N-glycosylated LTβR increases the Th17/Treg cell ratio in liver cancer by blocking RORC ubiquitination and FOXP3 transcription.

LTβR-overexpressing CAR-T cells have demonstrated surprising effectiveness against solid tumors, exhibiting strong anti-exhaustion and proliferation capabilities. However, the role of LTβR in CD4 T cell differentiation and anti-tumor activity remains unclear. In this study, we employed primary or subcutaneous mouse hepatocellular carcinoma (HCC) models and flow cytometry to study the impact of conditional knock-in of Ltbr on CD4 T cell differentiation and response, particularly the Th17/Treg cell ratio, and its influence on HCC progression. Immunoprecipitation, immunoblotting, RT-qPCR, molecular docking, and Chromatin Immunoprecipitation-qPCR were performed to investigate the molecular mechanism of CD4 T cell differentiation.
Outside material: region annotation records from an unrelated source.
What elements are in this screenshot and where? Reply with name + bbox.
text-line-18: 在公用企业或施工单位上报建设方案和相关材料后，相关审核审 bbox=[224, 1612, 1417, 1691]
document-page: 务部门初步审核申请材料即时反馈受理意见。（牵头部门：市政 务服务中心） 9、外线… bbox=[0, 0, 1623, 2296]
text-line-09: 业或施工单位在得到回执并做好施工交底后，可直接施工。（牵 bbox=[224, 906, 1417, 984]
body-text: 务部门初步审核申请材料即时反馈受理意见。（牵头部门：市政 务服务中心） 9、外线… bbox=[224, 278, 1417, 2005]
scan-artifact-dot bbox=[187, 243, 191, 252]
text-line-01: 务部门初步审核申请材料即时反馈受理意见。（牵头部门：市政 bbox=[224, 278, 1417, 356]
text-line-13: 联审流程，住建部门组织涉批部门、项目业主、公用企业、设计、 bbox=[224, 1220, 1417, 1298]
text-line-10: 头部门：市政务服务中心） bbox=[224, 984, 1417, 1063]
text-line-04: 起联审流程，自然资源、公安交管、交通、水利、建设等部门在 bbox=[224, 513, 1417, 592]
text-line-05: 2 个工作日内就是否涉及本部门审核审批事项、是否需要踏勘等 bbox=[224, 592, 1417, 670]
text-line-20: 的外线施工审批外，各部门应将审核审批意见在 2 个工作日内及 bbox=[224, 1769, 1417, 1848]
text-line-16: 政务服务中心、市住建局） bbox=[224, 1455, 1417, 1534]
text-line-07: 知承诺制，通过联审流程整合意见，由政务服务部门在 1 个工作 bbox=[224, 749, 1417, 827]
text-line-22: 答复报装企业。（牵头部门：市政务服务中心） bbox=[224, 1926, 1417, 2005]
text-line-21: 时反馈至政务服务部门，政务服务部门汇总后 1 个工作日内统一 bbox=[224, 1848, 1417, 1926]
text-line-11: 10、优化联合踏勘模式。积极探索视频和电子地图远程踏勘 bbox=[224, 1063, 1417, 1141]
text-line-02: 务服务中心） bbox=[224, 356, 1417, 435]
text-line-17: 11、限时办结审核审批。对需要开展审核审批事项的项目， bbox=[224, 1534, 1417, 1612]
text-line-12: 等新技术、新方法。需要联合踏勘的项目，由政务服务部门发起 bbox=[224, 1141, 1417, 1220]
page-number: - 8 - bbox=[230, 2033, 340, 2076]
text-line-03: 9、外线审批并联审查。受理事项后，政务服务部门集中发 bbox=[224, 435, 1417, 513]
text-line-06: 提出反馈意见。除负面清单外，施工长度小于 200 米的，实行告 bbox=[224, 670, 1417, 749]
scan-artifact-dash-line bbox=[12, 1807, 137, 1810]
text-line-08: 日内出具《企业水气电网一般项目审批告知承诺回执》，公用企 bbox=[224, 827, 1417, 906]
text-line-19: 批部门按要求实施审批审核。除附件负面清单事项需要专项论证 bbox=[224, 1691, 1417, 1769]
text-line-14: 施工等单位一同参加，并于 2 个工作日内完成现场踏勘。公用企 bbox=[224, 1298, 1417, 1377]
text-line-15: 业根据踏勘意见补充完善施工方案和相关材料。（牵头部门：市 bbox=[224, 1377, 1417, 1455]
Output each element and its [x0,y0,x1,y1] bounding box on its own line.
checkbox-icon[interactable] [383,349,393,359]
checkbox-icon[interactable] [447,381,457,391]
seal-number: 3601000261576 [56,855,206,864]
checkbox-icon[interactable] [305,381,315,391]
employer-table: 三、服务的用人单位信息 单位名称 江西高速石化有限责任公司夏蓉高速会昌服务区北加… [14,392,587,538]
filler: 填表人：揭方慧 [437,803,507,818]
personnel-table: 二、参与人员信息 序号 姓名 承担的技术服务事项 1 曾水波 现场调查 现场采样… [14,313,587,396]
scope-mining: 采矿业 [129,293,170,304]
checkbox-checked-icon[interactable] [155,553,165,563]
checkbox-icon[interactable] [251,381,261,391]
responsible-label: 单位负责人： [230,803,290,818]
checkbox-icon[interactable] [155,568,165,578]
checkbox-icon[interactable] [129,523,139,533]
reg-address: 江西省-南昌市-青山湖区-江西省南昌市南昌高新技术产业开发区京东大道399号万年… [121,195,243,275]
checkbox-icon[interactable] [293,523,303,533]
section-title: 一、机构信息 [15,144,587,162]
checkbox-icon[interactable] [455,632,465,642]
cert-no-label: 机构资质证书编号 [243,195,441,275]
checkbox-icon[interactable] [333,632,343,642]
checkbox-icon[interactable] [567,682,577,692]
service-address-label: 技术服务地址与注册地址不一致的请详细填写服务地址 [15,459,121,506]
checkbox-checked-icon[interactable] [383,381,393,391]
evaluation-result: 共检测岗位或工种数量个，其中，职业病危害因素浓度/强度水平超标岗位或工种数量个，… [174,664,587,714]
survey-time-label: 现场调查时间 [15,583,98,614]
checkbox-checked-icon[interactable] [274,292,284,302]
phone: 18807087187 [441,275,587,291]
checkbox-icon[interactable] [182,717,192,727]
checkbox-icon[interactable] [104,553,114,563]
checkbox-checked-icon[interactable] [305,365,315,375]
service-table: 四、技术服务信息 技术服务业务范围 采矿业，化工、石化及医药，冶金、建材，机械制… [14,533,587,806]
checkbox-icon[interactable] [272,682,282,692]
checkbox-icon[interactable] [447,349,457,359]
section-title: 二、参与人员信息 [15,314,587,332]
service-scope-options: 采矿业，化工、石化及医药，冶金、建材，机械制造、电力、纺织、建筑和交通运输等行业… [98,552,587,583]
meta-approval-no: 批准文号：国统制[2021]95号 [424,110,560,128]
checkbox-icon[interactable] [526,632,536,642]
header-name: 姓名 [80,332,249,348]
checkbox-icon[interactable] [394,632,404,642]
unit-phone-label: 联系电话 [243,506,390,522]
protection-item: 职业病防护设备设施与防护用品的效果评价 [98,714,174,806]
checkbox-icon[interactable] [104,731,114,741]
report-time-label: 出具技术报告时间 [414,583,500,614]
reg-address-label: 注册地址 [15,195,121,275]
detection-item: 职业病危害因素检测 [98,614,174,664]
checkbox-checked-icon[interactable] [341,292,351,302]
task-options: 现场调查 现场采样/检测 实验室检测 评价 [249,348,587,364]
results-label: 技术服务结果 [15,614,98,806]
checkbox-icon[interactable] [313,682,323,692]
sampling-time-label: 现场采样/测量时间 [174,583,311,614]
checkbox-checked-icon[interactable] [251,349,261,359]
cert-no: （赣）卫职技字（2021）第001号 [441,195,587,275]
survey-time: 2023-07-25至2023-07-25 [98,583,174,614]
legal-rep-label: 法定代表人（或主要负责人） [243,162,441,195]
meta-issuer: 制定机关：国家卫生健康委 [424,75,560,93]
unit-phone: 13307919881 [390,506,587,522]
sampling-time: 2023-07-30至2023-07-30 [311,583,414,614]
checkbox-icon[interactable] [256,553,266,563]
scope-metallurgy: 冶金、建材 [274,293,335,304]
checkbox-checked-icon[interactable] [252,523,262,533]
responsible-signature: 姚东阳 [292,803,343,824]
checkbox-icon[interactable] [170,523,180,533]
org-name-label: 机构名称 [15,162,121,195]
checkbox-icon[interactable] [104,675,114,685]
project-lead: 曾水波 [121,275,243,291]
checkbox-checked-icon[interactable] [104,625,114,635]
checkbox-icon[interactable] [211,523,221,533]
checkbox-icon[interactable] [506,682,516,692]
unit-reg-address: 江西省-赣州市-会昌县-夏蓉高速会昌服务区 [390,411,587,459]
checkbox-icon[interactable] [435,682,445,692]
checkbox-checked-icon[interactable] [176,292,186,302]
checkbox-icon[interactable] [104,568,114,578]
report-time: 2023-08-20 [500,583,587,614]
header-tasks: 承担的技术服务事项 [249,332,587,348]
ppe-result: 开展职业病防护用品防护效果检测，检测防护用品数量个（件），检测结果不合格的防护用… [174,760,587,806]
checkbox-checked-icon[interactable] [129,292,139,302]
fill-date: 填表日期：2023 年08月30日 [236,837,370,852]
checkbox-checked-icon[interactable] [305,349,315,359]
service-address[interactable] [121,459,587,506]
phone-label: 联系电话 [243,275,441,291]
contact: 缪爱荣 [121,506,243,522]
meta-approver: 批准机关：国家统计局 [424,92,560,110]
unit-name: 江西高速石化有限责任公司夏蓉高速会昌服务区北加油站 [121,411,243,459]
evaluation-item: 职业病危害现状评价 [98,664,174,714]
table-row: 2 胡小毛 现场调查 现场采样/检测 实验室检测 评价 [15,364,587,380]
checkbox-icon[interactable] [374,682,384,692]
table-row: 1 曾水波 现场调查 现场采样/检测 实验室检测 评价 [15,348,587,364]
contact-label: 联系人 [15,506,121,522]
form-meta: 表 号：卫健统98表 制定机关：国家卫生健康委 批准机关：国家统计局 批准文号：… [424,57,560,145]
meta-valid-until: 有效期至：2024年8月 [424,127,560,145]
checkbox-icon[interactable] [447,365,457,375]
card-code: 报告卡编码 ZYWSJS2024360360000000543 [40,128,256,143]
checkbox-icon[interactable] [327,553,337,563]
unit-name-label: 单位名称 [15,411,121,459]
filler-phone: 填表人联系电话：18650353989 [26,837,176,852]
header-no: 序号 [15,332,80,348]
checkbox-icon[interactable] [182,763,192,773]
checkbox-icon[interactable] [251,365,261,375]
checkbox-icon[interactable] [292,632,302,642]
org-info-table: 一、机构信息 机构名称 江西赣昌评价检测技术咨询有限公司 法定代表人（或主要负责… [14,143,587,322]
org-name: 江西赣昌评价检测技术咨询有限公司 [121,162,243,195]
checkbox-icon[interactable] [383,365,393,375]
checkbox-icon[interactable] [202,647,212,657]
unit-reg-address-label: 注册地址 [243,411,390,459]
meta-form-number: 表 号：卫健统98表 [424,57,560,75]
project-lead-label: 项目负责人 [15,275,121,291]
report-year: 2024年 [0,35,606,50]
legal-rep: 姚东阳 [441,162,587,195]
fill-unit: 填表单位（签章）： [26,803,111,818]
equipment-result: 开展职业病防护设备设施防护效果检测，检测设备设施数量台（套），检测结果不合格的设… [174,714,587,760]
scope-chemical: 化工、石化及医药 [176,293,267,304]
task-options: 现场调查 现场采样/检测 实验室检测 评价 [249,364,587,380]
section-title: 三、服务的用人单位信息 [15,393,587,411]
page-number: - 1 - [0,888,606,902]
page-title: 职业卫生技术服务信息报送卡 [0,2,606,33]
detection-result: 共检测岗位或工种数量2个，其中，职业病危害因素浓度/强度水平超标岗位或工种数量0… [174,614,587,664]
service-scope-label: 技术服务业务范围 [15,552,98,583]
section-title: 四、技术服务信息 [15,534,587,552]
Adeno-associated virus-modified T cells were introduced into patient-derived orthotopic xenograft (PDOX) model to assess the combined impact of LTβR and glycolysis inhibitors on the Th17/Treg cell differentiation. We found that LTβR reduced PELI1 expression, preventing TRAF3 protein degradation in Th17 cells. TRAF3 then competed with RORC for SMURF1 binding, enhancing RORC stability and Th17 cell differentiation. LTβR also blocked PRDM1 expression, delaying Foxp3 transcription and Treg cell infiltration. Additionally, N-glycosylation supported the stability of LTβR by protecting it from ubiquitination. From a therapeutic perspective, glycolysis inhibitors helped LTβR balance the proportion of Th17/Treg cells in PDOX model to inhibit tumor growth. In conclusion, our findings indicated that LTβR N-glycosylation prevented RORC ubiquitination and Foxp3 transcription, raising the Th17/Treg cell ratio and hindering HCC progression.